Before driving it to a park (across town this time), I climbed a ladder to block the squirrel-sized gap. The majority of the scrabbling sound had come from the other end of soffit, so I made sure to staple-gun a thicker wire mesh over both ends.

3) This third time I found a potential hole near where the old waterline had entered the house. Even though it looked to have no access to the house itself, still I baited the trap with peanut butter-smeared crackers (chunky peanut butter, of course), and drove to work.

When I returned home, the strangest thing—! The trap was gone! Vanished! 

A lump hunkered at the base of my throat. What creature could have stolen it?

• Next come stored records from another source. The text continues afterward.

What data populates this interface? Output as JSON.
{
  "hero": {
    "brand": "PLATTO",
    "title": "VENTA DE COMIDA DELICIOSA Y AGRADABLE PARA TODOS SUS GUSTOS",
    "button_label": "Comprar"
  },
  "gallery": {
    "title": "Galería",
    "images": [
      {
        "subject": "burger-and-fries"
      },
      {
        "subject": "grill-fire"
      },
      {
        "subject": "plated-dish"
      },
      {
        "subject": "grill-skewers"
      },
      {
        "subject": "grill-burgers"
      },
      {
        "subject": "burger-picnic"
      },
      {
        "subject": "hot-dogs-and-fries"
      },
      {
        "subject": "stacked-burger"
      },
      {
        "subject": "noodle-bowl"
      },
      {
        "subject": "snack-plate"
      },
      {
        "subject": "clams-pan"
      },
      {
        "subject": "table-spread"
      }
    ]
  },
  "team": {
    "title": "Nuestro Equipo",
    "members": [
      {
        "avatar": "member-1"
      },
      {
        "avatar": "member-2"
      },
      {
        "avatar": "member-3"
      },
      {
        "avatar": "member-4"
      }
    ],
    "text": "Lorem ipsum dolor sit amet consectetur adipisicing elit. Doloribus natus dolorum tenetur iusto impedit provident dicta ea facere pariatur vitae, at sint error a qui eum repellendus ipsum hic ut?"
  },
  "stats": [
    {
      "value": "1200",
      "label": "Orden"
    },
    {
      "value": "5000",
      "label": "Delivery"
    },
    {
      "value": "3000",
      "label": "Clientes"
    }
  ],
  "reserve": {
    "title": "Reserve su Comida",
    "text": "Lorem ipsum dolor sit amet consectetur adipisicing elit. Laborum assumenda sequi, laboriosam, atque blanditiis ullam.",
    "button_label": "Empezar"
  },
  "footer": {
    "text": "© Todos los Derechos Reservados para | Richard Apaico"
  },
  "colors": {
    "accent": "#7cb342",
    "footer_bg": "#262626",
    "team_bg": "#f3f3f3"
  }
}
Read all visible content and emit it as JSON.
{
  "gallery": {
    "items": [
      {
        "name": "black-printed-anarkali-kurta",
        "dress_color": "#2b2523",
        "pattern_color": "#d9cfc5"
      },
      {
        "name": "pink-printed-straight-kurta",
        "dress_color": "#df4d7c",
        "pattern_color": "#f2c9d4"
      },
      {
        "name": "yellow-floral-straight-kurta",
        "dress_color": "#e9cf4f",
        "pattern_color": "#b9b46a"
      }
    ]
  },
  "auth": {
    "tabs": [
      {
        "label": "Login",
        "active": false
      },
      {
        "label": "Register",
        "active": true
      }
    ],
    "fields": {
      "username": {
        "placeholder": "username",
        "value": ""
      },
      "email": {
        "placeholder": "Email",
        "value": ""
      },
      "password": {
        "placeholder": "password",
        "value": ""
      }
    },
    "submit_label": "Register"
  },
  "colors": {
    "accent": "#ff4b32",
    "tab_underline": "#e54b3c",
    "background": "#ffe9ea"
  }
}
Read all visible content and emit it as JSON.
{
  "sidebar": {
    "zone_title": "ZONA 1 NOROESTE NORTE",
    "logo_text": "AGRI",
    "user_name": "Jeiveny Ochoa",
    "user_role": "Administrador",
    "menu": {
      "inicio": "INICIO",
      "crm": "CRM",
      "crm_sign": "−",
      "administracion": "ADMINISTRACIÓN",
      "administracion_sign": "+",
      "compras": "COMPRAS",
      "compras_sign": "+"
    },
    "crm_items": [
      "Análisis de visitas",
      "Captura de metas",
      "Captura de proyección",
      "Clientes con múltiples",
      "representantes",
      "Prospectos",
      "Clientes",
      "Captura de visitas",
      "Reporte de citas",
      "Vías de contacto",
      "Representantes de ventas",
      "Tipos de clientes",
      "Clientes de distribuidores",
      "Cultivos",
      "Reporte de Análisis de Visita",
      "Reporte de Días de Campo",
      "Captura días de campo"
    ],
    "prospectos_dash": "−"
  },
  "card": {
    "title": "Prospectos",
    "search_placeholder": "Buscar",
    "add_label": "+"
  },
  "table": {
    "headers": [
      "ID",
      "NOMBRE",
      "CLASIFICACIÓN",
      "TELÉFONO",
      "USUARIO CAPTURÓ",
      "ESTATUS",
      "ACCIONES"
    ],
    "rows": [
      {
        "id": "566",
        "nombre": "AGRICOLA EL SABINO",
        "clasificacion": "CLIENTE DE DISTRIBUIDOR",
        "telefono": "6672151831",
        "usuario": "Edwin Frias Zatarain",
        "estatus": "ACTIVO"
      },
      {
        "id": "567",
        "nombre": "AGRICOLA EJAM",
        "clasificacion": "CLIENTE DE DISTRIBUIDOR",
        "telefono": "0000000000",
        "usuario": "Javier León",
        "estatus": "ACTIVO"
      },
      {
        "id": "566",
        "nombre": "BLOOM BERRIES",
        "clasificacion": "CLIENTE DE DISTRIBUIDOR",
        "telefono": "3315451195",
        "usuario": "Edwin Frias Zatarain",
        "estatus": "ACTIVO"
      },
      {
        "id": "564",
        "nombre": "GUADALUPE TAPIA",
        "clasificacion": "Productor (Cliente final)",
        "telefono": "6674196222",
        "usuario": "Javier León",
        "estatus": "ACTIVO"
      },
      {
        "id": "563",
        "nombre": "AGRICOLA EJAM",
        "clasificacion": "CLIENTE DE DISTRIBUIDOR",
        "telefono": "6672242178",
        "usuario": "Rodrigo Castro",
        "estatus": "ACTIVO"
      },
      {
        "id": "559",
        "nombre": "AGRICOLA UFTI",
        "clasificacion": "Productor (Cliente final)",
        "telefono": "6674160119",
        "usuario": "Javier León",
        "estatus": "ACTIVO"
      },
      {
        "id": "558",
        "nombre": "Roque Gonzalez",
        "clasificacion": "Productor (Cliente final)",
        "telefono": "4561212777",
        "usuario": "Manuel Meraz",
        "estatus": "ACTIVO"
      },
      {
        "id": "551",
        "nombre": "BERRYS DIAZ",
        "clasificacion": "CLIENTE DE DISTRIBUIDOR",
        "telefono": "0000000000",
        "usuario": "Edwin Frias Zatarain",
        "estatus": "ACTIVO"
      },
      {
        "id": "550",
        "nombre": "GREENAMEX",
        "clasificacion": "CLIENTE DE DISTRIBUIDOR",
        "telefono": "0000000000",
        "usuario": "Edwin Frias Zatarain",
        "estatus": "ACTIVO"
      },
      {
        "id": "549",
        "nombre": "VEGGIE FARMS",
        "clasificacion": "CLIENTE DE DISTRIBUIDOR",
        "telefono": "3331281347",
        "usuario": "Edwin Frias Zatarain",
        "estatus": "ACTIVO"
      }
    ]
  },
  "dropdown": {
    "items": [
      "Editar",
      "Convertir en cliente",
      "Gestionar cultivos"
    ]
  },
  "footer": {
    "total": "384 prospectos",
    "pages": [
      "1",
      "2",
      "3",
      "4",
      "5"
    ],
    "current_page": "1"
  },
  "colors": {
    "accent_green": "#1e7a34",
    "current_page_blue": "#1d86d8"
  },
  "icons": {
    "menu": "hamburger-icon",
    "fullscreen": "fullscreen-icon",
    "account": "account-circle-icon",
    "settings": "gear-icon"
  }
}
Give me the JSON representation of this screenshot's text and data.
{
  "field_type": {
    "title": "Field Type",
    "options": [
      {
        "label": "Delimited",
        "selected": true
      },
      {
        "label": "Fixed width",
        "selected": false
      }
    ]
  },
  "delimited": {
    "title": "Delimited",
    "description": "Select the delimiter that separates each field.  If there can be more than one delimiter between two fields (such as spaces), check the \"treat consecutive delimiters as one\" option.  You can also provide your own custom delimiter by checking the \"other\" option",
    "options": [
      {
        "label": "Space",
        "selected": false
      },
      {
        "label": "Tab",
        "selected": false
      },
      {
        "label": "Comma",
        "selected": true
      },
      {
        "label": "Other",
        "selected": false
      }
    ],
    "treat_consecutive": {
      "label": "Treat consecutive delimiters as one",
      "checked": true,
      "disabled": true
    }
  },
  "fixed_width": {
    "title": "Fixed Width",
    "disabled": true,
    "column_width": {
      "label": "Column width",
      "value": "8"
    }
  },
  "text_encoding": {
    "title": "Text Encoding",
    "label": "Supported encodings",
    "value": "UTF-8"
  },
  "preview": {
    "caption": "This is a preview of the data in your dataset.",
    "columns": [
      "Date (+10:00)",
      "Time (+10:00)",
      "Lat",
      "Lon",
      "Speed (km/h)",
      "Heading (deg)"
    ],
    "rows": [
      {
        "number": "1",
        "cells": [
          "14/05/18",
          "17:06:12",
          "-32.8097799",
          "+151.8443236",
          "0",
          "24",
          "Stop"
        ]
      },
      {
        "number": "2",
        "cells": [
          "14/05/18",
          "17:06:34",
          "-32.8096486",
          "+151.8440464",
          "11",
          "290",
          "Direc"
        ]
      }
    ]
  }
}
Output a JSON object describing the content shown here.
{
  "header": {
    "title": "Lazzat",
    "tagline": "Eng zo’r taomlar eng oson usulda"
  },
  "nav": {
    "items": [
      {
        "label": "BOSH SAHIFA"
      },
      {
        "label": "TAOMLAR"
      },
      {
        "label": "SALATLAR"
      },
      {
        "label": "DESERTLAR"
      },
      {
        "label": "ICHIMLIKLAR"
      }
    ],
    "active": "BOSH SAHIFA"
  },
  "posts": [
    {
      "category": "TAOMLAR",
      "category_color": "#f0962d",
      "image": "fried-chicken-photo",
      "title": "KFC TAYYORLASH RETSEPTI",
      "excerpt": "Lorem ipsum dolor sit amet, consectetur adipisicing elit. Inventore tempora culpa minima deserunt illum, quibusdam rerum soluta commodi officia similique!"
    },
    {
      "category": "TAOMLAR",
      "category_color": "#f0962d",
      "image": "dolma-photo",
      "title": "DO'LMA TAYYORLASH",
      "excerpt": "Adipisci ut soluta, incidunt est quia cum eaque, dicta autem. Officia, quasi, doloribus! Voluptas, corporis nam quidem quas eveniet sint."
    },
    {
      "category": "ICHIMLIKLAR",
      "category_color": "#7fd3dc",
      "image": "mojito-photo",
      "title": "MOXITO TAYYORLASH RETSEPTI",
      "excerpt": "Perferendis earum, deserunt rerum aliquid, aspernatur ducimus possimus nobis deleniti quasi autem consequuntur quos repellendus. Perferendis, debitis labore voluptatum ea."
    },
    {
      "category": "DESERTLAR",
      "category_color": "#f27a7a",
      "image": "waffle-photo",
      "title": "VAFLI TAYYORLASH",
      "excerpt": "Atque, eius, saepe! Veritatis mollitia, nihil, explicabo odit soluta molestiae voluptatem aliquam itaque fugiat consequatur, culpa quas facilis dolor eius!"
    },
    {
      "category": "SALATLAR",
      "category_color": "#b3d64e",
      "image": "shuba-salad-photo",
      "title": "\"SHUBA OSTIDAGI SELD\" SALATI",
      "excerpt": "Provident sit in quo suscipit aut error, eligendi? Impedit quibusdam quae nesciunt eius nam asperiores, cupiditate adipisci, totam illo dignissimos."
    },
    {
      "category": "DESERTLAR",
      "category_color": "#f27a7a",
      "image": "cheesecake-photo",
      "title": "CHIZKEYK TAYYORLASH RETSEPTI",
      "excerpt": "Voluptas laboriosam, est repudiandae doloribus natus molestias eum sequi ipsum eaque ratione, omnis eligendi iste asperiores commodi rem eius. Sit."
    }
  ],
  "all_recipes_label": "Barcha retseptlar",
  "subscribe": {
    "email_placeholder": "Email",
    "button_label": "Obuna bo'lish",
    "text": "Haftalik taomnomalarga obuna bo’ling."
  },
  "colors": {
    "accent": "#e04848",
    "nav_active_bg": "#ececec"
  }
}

A squirrel would not have been strong enough. What creature had been brave enough to be so close to my house? Had a squirrel been trapped inside so a predator had carried it off in its quest to break through the cage to the juicy center?

Live trap left by unknown animal, upside down, on game trail.

Had a fox gotten stuck in or injured by the trap? Needing to know, I began a systematic search for evidence of what had happened.

I discovered one metal end flap several yards away. Upside down, several feet down a game trail that led away from the house I found the trap itself. It was not broken, and, thankfully, sported no blood or fur. I guess that the animal had been able to shake off the trap with no injury to itself. I could breathe deeply now.

I put the live trap away, blocked the hole and have not again heard the telltale sound of a squirrel in my house. Would I have wanted to set out the trap again?

I hope if it was a fox that had reached its snout or paw inside the trap to lick up the nut protein and gobble up the crackers that the metal had really not scratched it or injured it in anyway. I truly hope that I have not scared away any vixen or reynard. I love seeing wildlife of all kinds passing through or running about in my yard.

As long as they don’t try to gnaw on my house.

Sunny Cloudburst

A vignette of Alaskan life:

           Black spruce in a blue-sky cloudburst.

The rain was so thick that my wipers could barely keep up. Sunshine blinded, so I quickly pulled on my shades and squinted up at the blue sky. The rapid beat of plinks and plops delightfully drowned out the radio’s music. Sixteen wheels in the other lane threw up a cloud of spray like from a tumbling river waterfall. Mist washed the raindrops’ sillhouettes from the windshield, then immediately speckled with another shower of rain. Charcoal grey clouds threatened from the northeast, but the sunshine and azure heavens followed me all of the way home.